Esta é uma das principais conclusões da auditoria realizada pela IGF ao “Cumprimento das obrigações de serviço público e ao processo de privatização da CTT – Correios de Portugal SA”, que foi pedida pela Assembleia da República, no âmbito da Lei de Enquadramento Orçamental, e cujo resultado levou os deputados do PS a pedirem esclarecimentos ao Ministro das Infraestruturas e Habitação, Pedro Nuno Santos.

O relatório de auditoria concluiu que existe uma “desconformidade entre a lei/contrato [de concessão] e a situação/titularidade dos bens afectos à concessão” (ou seja, os bens que faziam parte da rede postal pública), que “carece de clarificação”, lê-se no enquadramento da pergunta dirigida ao ministro nesta terça-feira.

As dúvidas surgem porque a lei postal foi alterada em 2012, no Governo PSD/CDS, antecipando a privatização da empresa, que se iniciou em 2013.

Em causa está a reversão gratuita e automática dos bens da rede pública para o Estado, no final do contrato. “A não reversão dos bens no termo do contrato teria como consequência” que, no final deste, só os CTT estariam em “condições para continuar a assegurar a prestação do SPU [serviço público universal], actuando em situação de monopólio natural”.

Com isso, a empresa inviabilizaria, “na prática, a entrada de outros operadores, incluindo o Estado, e a liberalização do mercado”, conclui a auditoria da IGF, que alerta ainda “para a eventual posição de vantagem concorrencial que a empresa detém no final do contrato”.

Segundo o pedido de esclarecimentos do PS, a IGF também conclui que os dados do sistema de contabilidade analítica dos CTT (que permite distinguir os ganhos do SPU dos da actividade comercial e que é escrutinado pela Anacom) para o período entre 2013 e 2017 “evidenciam que a actividade global da CTT depende do SPU”.

Isto porque são “as margens positivas obtidas pela prestação” deste serviço que “compensam o desempenho negativo das restantes actividades”.

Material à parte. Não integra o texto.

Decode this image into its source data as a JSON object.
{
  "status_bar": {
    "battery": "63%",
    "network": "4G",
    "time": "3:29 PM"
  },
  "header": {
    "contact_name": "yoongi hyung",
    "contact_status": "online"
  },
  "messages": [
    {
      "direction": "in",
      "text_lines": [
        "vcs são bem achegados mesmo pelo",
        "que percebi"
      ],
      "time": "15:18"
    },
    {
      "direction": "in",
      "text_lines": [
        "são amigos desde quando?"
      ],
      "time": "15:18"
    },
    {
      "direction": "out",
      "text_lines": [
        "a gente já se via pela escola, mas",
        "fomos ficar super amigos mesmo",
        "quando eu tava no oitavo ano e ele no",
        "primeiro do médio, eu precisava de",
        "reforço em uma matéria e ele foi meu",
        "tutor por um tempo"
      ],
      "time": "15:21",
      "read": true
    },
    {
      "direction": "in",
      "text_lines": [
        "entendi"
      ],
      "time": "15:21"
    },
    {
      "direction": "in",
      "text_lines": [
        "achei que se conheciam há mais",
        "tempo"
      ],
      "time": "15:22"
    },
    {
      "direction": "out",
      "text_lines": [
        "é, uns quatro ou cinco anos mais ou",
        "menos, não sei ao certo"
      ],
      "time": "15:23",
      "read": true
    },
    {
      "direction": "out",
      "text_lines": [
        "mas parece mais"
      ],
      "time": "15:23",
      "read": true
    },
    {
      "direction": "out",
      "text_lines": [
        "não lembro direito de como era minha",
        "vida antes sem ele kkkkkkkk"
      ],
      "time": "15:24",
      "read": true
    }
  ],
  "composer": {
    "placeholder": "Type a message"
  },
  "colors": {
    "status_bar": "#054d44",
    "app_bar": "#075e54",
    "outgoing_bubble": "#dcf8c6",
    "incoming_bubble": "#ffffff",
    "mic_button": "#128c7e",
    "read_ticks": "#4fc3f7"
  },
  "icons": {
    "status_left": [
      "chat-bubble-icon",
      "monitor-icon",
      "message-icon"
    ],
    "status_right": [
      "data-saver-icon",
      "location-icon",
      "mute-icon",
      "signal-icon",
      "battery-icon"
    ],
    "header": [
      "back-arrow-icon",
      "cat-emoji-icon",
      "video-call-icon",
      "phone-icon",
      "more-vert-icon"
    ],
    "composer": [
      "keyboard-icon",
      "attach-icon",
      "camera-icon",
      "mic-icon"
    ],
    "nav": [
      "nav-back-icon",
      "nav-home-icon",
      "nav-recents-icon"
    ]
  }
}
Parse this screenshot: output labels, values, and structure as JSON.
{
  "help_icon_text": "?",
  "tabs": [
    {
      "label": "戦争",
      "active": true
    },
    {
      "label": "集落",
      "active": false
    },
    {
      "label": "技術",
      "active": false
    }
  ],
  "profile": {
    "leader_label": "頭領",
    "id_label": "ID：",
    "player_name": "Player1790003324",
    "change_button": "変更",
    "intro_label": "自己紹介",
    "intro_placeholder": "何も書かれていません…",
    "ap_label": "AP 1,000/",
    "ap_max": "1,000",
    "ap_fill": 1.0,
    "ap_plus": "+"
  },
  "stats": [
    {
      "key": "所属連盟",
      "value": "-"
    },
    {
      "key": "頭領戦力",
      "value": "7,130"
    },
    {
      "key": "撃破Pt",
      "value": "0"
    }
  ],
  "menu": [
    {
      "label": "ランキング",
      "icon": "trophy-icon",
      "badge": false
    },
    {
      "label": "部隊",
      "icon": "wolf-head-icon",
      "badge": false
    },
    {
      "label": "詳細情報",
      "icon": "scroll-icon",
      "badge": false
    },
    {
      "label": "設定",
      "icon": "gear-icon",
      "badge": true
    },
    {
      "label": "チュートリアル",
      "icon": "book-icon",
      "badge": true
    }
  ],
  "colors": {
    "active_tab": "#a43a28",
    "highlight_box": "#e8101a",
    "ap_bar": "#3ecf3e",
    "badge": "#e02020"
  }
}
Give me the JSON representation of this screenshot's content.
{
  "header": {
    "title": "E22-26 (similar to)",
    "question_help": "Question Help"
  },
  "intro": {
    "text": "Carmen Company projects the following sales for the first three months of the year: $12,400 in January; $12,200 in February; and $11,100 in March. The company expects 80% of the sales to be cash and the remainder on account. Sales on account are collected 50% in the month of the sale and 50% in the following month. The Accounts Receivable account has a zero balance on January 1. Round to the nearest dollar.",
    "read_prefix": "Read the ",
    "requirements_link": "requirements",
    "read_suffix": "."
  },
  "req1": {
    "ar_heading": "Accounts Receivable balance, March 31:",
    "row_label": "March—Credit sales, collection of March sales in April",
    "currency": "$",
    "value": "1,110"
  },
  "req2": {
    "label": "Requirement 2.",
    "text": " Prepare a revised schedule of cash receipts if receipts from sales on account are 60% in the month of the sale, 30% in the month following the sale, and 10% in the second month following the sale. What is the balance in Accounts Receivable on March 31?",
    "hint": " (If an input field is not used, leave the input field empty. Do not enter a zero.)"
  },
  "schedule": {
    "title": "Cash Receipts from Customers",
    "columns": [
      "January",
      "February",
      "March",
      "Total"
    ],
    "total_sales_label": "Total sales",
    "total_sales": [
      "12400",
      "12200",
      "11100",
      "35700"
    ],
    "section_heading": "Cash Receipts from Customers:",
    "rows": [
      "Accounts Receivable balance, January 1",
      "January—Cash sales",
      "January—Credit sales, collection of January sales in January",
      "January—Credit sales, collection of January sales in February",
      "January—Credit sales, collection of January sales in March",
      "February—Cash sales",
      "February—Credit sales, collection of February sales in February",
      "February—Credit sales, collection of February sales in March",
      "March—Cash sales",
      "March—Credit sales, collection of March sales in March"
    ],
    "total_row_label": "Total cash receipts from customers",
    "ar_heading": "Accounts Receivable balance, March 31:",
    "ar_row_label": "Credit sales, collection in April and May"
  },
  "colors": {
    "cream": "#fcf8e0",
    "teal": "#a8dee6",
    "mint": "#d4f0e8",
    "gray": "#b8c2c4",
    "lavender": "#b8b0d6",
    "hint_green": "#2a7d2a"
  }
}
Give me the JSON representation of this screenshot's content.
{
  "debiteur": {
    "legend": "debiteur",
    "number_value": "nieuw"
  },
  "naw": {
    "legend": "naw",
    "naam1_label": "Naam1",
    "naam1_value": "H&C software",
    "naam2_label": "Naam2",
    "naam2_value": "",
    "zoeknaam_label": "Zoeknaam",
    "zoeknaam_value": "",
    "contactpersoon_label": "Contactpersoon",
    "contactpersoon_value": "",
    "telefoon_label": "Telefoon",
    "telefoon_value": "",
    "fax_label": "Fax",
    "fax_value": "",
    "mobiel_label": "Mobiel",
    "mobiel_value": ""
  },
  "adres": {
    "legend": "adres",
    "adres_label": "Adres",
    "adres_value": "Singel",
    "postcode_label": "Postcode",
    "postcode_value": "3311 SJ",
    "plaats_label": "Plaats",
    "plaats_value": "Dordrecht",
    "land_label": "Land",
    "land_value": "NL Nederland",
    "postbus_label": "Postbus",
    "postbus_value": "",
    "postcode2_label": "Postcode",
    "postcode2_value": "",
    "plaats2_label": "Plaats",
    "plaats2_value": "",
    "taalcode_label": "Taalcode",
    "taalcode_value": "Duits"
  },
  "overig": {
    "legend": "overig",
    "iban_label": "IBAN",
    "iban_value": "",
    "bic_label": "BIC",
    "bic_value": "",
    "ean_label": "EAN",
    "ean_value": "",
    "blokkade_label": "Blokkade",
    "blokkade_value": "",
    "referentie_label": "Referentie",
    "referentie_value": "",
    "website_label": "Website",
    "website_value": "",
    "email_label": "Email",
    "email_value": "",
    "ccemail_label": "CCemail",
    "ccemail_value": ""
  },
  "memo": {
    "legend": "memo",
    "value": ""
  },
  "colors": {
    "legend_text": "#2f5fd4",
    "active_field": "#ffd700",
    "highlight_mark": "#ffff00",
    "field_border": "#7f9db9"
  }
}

Os deputados socialistas querem saber se as alterações à lei introduzidas pelo Governo de Passos Coelho (com Sérgio Monteiro na secretaria de Estado das Infraestruturas) põem em causa a reversão dos bens da concessão.

Em concreto, questionam: “com base nas alterações legislativas ocorridas por altura do processo de privatização (2012/2014), no final do contrato os bens afectos à concessão do SPU passarão para a propriedade da empresa privada CTT ou reverterão para o Estado?”.

Recordam que nos meses que antecederam a primeira fase da privatização (no final de 2013), “o diploma que estabelece as Bases da concessão foi modificado visando a sua adaptação à Lei Postal (Lei 17/2012, de 26 de Abril), como também a preparação das mesmas Bases para a privatização da empresa”.

São estas alterações que introduzem o factor de incerteza quanto ao que se poderá passar a partir de Dezembro de 2020, pois “não são claras quanto à titularidade do Estado relativamente aos bens da concessão que integravam a rede postal pública, os quais permaneceram na esfera privada da CTT, mesmo após o processo de privatização da empresa”.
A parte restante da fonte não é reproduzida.